The Elf Queen of Shannara

And one thing more.

Her fingers brushed against the Elfstones once more and fell away as if burned. Their power was hers to summon and command whenever she chose. Twice now she had called upon them to save her. Both times she had done so either out of ignorance or desperation. But if she used them again, she sensed, if she employed them a third time now that she knew the magic was there and understood what wielding it meant, she risked giving up everything she was and becoming something else entirely. Nothing would ever be the same for her again, she cautioned herself. Nothing.

Yet, as she considered the failure of strength, experience, training, and resolve to come to her aid, as she lamented the apparent absence of any luck, it seemed that the power of the Stones was all that was left to her, the only resource that remained.

She turned her head into the blankets and fell asleep in a spider’s web of doubt.





XVII


Wren dreamed, and her dreams were of Ohmsfords come and gone, a kaleidoscopic, fragmented rush of images that exploded out of memory. They careened into her like an avalanche and swept her away, tossed and tumbled in a slide that would not end. A spectator with no voice, she watched the history of her ancestors take shape in bits and flashes of time, saw events unfold that she had never seen but only heard described, the legends of the past carried forward in the words of the stories Par and Coll Ohmsford told.

Then she was awake, sitting bolt upright, startled from her sleep with a suddenness that was frightening. Faun, curled at her throat, skittered hurriedly away. She stared into blackness, listening to the sound of her heartbeat in her throat, to the rush of her breathing. All around her, the others of the little company slept, save whoever among them kept guard, a dim, faceless shape at the edge of their camp.

What was it? she thought wildly. What was it that I saw?

For something in her dreams had brought her awake, something so unnerving, so unexpected, that sleep was no longer possible.

What?

The memory, when it came, was shocking and abrupt. Her hand flew at once to the small leather bag tucked within her tunic.

The Elfstones!

In her dreams of Ohmsford ancestors, she had caught a singular glimpse of Shea and Flick, one brief image out of many, one story out of all those told about the search for the Sword of Shannara. In that image, the brothers were lost with Menion Leah in the lowlands of Clete at the start of their journey toward Culhaven. No amount of skill or woodlore seemed able to help them, and they might have died there if Shea, in desperation, had not discovered that he possessed the ability to invoke the power of the Elfstones given him by the Druid Allanon—the same Elfstones she carried now.

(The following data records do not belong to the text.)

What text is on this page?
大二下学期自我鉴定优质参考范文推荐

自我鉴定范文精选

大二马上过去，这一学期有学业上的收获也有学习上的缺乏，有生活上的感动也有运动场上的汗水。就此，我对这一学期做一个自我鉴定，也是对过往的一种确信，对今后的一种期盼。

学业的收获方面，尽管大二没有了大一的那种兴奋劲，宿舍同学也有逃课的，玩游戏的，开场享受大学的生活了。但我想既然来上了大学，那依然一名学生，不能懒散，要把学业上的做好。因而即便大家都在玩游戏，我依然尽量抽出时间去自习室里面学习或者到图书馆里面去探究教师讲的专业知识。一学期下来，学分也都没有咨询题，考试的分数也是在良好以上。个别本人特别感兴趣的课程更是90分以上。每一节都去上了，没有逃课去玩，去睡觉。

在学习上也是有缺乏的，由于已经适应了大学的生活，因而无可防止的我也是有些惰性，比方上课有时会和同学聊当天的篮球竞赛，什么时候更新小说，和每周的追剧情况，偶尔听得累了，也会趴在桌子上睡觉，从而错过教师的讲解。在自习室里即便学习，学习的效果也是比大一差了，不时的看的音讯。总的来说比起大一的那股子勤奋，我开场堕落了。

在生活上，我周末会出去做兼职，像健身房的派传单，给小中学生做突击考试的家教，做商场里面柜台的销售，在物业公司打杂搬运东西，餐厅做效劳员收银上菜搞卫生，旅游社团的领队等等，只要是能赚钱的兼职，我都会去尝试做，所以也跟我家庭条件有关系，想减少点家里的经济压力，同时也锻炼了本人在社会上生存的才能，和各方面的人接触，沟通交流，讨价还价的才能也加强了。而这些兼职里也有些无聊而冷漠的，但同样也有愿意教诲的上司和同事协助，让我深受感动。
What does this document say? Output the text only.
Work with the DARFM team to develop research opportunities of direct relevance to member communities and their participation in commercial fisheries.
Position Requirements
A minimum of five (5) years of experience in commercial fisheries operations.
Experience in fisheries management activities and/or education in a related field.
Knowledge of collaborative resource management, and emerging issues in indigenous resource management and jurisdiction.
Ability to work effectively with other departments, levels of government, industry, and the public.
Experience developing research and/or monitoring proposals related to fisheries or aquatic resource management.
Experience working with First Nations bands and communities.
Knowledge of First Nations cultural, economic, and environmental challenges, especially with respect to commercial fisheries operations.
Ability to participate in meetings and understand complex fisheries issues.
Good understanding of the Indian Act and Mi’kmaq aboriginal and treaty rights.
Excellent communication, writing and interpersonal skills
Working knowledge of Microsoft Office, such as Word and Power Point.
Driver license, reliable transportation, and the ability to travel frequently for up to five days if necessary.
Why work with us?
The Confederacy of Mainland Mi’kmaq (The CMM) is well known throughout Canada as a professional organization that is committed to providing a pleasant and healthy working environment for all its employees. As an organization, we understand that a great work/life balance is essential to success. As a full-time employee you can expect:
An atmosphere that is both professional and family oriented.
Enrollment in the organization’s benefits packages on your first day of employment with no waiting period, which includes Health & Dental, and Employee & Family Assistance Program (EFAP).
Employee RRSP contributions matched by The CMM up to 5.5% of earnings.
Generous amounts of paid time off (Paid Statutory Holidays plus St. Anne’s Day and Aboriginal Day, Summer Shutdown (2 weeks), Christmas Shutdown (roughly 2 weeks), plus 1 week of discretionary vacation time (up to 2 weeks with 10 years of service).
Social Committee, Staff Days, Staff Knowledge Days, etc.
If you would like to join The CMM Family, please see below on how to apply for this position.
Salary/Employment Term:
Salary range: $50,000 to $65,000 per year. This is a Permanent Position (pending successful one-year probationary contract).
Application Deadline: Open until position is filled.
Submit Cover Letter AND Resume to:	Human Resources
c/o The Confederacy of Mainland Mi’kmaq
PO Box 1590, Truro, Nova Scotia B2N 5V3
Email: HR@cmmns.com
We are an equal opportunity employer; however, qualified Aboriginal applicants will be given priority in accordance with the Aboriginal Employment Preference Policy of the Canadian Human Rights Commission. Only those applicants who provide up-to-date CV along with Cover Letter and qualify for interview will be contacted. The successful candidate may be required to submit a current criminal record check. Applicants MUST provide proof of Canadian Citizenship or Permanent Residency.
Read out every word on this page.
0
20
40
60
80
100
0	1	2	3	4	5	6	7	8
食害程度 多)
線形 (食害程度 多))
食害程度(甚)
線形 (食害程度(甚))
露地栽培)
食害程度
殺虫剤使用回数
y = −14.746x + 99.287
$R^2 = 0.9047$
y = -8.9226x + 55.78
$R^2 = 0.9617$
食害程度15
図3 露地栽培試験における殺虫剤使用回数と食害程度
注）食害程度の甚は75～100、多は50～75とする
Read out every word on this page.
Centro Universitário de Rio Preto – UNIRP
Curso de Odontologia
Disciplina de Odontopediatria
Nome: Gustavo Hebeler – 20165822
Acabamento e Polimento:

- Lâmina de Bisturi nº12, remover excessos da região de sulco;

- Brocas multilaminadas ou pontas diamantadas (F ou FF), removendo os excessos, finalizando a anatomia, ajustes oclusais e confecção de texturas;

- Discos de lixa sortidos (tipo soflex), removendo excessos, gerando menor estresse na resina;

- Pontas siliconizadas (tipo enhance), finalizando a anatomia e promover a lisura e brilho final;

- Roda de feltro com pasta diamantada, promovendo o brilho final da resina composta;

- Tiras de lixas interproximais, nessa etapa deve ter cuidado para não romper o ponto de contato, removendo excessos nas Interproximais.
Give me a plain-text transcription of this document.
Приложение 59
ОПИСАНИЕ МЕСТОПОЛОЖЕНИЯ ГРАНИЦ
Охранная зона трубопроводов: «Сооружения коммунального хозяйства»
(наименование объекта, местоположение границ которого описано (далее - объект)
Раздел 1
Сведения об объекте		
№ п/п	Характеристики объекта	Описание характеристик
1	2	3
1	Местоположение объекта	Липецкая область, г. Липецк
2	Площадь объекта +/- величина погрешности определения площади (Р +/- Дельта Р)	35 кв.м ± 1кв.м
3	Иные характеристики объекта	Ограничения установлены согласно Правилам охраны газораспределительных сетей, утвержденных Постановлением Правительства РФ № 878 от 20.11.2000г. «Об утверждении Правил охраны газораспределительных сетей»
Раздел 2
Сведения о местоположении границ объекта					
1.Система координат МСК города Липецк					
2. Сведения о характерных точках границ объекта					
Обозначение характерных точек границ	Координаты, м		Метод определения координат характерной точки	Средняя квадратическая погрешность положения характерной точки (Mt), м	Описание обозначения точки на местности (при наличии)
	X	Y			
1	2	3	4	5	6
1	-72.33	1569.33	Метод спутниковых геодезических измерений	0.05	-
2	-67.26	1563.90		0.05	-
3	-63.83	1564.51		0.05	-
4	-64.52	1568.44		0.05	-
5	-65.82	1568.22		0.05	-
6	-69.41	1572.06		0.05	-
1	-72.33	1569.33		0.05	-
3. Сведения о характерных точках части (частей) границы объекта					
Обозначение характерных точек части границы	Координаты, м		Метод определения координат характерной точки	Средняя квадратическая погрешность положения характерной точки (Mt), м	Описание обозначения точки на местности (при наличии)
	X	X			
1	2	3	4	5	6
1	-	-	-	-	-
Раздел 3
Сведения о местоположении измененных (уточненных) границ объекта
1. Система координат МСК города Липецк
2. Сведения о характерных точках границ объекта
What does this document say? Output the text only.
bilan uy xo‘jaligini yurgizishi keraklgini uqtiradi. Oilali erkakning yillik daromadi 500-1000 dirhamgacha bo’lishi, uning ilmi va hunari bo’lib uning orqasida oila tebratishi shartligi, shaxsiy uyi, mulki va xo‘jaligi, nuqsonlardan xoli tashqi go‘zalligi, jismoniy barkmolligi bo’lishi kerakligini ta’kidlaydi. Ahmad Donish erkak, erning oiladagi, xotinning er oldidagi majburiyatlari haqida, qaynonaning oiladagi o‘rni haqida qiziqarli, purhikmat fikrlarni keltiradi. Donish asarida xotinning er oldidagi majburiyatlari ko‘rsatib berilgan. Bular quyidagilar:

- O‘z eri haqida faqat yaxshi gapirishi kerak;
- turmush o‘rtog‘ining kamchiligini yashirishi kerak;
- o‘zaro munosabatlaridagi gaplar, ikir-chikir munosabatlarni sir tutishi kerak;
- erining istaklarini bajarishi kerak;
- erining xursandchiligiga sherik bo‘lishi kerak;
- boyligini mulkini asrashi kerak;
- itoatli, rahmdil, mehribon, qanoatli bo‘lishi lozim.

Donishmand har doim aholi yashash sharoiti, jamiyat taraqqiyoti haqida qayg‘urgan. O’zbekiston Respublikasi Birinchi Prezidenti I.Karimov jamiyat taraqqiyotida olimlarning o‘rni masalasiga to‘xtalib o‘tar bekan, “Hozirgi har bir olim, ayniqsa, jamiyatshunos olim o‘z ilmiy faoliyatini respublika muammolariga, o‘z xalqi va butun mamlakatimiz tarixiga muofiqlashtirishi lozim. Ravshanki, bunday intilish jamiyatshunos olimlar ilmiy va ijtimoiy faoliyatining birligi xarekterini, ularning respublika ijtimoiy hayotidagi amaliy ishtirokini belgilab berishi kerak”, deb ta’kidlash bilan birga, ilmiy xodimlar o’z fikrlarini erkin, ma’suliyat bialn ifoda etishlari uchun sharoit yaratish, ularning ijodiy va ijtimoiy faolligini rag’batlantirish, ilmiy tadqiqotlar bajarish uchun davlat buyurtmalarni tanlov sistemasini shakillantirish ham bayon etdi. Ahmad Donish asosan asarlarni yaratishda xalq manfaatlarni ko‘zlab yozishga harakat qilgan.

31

In that image, dredged up by her dreams out of a storehouse of tales only barely remembered, she uncovered a truth she had forgotten—that the magic could do more than protect, it could also seek. It could show the holder a way out of the darkest maze; it could help the lost be found again.

She bit her lip hard against the sharp intake of breath that caught in her throat. She had known once, of course—all of them had, all of the Ohmsford children. Par had sung the story to her when she was little. But it had been so long ago.

The Elfstones.

She sat frozen within the covering of her blankets, stunned by her revelation. She had possessed the power all along to get them free of Eden’s Murk. The Elfstones, if she chose to invoke the magic, would show the way clear. Had she truly forgotten? she wondered in disbelief. Or had she simply blocked the truth away, determined that she would not be made to rely on the magic, that she would not become subverted by its power?

And what would she do now?

For a moment she did nothing, so paralyzed with the fears and doubts that using the Elfstones raised that she could only sit there, clutching her blankets to her like a shield, voicing within her mind the choices with which she had suddenly been presented in an effort to make sense of them.

Then abruptly she was on her feet, the blankets and the fears and doubts cast aside as she made her way on cat’s feet to where her grandmother lay sleeping. Ellenroh Elessedil’s breathing was shallow and quick, and her hands and face were cold. Her hair curled damply about her face, and her skin was tight against her bones. She lay supine within blankets that swaddled her like a burial shroud.

She’s dying, Wren realized in dismay.

The choices fell away instantly, and she knew what she must do. She crept to where Garth slept, hesitated, then moved on past Triss to where Gavilan lay.